In response to:
The Court & the Right to Vote: A Dissent from the August 15, 2013 issue
To the Editors:
John Paul Stevens [“The Court & the Right to Vote: A Dissent,” NYR, August 15] is confused about the history, the arithmetic, and, surprisingly, the constitutional status of the provision counting slaves as three fifths of a person for purposes of the apportionment of the House of Representatives.
Justice Stevens refers to a “slave bonus” as if treating slaves like other people would have magnified the power of the South. He writes as if apportionment was based on counting the number of people eligible to vote, but in fact apportionment is based on the population of the state irrespective of eligibility to vote. The Fourteenth Amendment did not change this fact, though it did remove the three-fifths clause. Article 1, section 2, paragraph 3 of the Constitution states:
Representatives and direct Taxes shall be apportioned among the several States which may be included within this Union, according to their respective Numbers, which shall be determined by adding to the whole Number of free Persons, including those bound to Service for a Term of Years, and excluding Indians not taxed, three fifths of all other Persons.
Thus a state would always gain relative strength in Congress from an increase in population relative to other states whether or not that population was eligible to vote. But many groups of nonvoters were included in the “whole Number of free Persons”: women, noncitizens, nonproperty owners all counted as one each. Slaves counted as only three fifths, and the slave states would have gained congressional strength by counting them as whole persons, as Justice Stevens recognizes in his discussion of the situation after the Civil War. The “slave bonus” is only a bonus if—contrary to the practice with respect to all other parts of the population (with the exception of the nontaxed Indians)—slaves were ignored altogether.
In the debates over the drafting of the Constitution, the slaves-count-three-fifths clause was not promoted by the slave states: they in fact would have preferred to count slaves as whole persons. Northern states would have preferred to diminish the power of the South by not counting them at all. The three-fifths compromise was proposed by James Wilson of Pennsylvania and Roger Sherman of Connecticut—both representatives of nonslave states.
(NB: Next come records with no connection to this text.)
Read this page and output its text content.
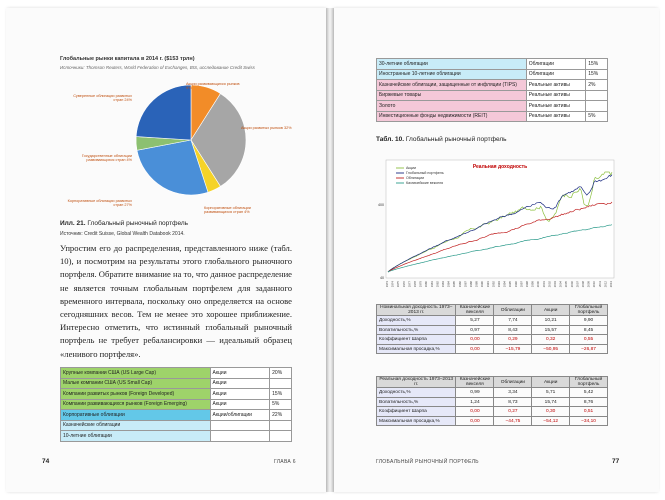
Глобальные рынки капитала в 2014 г. ($153 трлн)
Источники: Thomson Reuters, World Federation of Exchanges, BIS, исследование Credit Swiss
Акции развивающихся рынков 9%
Акции развитых рынков 32%
Корпоративные облигации развивающихся стран 4%
Корпоративные облигации развитых стран 27%
Государственные облигации развивающихся стран 4%
Суверенные облигации развитых стран 24%
Илл. 21. Глобальный рыночный портфель
Источник: Credit Suisse, Global Wealth Databook 2014.
Упростим его до распределения, представленного ниже (табл. 10), и посмотрим на результаты этого глобального рыночного портфеля. Обратите внимание на то, что данное распределение не является точным глобальным портфелем для заданного временного интервала, поскольку оно определяется на основе сегодняшних весов. Тем не менее это хорошее приближение. Интересно отметить, что истинный глобальный рыночный портфель не требует ребалансировки — идеальный образец «ленивого портфеля».
Крупные компании США (US Large Cap)	Акции	20%
Малые компании США (US Small Cap)	Акции	
Компании развитых рынков (Foreign Developed)	Акции	15%
Компании развивающихся рынков (Foreign Emerging)	Акции	5%
Корпоративные облигации	Акции/облигации	22%
Казначейские облигации		
10-летние облигации		
74	ГЛАВА 6
30-летние облигации	Облигации	15%
Иностранные 10-летние облигации	Облигации	15%
Казначейские облигации, защищенные от инфляции (TIPS)	Реальные активы	2%
Биржевые товары	Реальные активы	
Золото	Реальные активы	
Инвестиционные фонды недвижимости (REIT)	Реальные активы	5%
Табл. 10. Глобальный рыночный портфель
Реальная доходность
400
40
Акции
Глобальный портфель
Облигации
Казначейские векселя
1973 1974 1975 1976 1977 1978 1979 1980 1981 1982 1983 1984 1985 1986 1987 1988 1989 1990 1991 1992 1993 1994 1995 1996 1997 1998 1999 2000 2001 2002 2003 2004 2005 2006 2007 2008 2009 2010 2011 2012 2013
Номинальная доходность 1973–2013 гг.	Казначейские векселя	Облигации	Акции	Глобальный портфель
Доходность,%	5,27	7,74	10,21	9,90
Волатильность,%	0,97	8,43	15,57	8,45
Коэффициент Шарпа	0,00	0,29	0,32	0,55
Максимальная просадка,%	0,00	−15,79	−50,95	−26,87
Реальная доходность 1973–2013 гг.	Казначейские векселя	Облигации	Акции	Глобальный портфель
Доходность,%	0,99	3,34	5,71	5,42
Волатильность,%	1,24	8,73	15,74	8,76
Коэффициент Шарпа	0,00	0,27	0,30	0,51
Максимальная просадка,%	0,00	−44,75	−54,12	−34,10
ГЛОБАЛЬНЫЙ РЫНОЧНЫЙ ПОРТФЕЛЬ	77
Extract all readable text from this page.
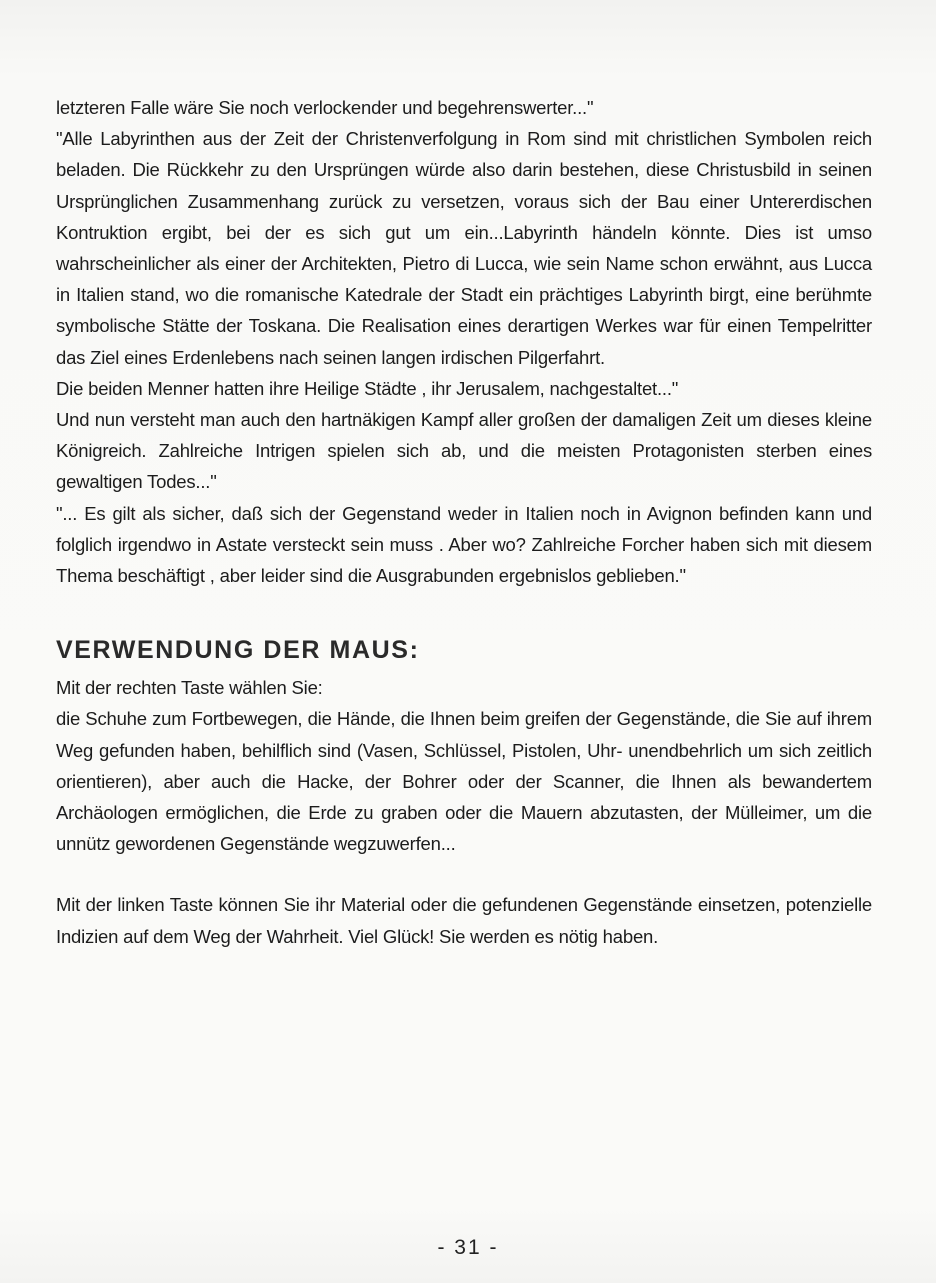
letzteren Falle wäre Sie noch verlockender und begehrenswerter..."

"Alle Labyrinthen aus der Zeit der Christenverfolgung in Rom sind mit christlichen Symbolen reich beladen. Die Rückkehr zu den Ursprüngen würde also darin bestehen, diese Christusbild in seinen Ursprünglichen Zusammenhang zurück zu versetzen, voraus sich der Bau einer Untererdischen Kontruktion ergibt, bei der es sich gut um ein...Labyrinth händeln könnte. Dies ist umso wahrscheinlicher als einer der Architekten, Pietro di Lucca, wie sein Name schon erwähnt, aus Lucca in Italien stand, wo die romanische Katedrale der Stadt ein prächtiges Labyrinth birgt, eine berühmte symbolische Stätte der Toskana. Die Realisation eines derartigen Werkes war für einen Tempelritter das Ziel eines Erdenlebens nach seinen langen irdischen Pilgerfahrt.

Die beiden Menner hatten ihre Heilige Städte , ihr Jerusalem, nachgestaltet..."

Und nun versteht man auch den hartnäkigen Kampf aller großen der damaligen Zeit um dieses kleine Königreich. Zahlreiche Intrigen spielen sich ab, und die meisten Protagonisten sterben eines gewaltigen Todes..."

"... Es gilt als sicher, daß sich der Gegenstand weder in Italien noch in Avignon befinden kann und folglich irgendwo in Astate versteckt sein muss . Aber wo? Zahlreiche Forcher haben sich mit diesem Thema beschäftigt , aber leider sind die Ausgrabunden ergebnislos geblieben."

VERWENDUNG DER MAUS:

Mit der rechten Taste wählen Sie:

die Schuhe zum Fortbewegen, die Hände, die Ihnen beim greifen der Gegenstände, die Sie auf ihrem Weg gefunden haben, behilflich sind (Vasen, Schlüssel, Pistolen, Uhr- unendbehrlich um sich zeitlich orientieren), aber auch die Hacke, der Bohrer oder der Scanner, die Ihnen als bewandertem Archäologen ermöglichen, die Erde zu graben oder die Mauern abzutasten, der Mülleimer, um die unnütz gewordenen Gegenstände wegzuwerfen...

Mit der linken Taste können Sie ihr Material oder die gefundenen Gegenstände einsetzen, potenzielle Indizien auf dem Weg der Wahrheit. Viel Glück! Sie werden es nötig haben.

- 31 -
Before the Civil War, there was no “slave bonus” unless one argues that slaves should not have counted as people at all. If anything, relative to other nonvoters, there was a two-fifths slave deficit. The consequences of ending the three-fifths clause are immediately obvious in the change in apportionment of the slave states before and after the Civil War. According to the apportionment based on the 1860 census, the fifteen slave states (which include some that did not join the Confederacy) together elected 85 representatives (35.0 percent of the total membership of the House of Representatives). After the 1870 census, the sixteen former slave states (West Virginia having been divided from Virginia) elected 106 representatives (36.3 percent of a now larger total membership). Removing the three-fifths clause expanded their representation, so it is odd to call it a “slave bonus.”
Of course, it remains true that when voting is suppressed for some groups de jure or de facto, the remaining voters gain relative influence. Jim Crow laws did magnify the influence of white voters—and not only “white supremacists”—just as not permitting women to vote magnified the influence of male voters; but that is a distinct issue from the three-fifths clause, which could only have diminished the influence of slaveholders relative to voters in nonslave states—which was exactly the point when it was adopted in 1789.
Kevin D. Hoover
Professor of Economics and Philosophy
Duke University
Durham, North Carolina
John Paul Stevens replies:
Professor Hoover is correct when he points out that the use of the term “slave bonus” is appropriate only “if treating slaves like other people would have magnified the power of the South.” It clearly would have done so, which is why the Northern states objected to counting slaves for apportionment purposes and the three-fifths compromise became necessary. Given the fact that slaves—unlike women and children—were essentially unprotected by the law, neutral decision-makers would surely have supported the Northern position. The importance of the bonus is explained by Earl E. Pollock on pages 28–32 of his recent book, Race and the Supreme Court (2012). The term “slave bonus” has been previously used by scholars, including Garry Wills, “Negro President”: Jefferson and the Slave Power (2003), pp. 4, 75–77, 110, 185, 235; Sanford Levinson, Our Undemocratic Constitution (2006), p. 90; and Kenneth Prewitt, What Is Your Race? The Census and Our Flawed Efforts to Classify Americans (2013), pp. 41, 73.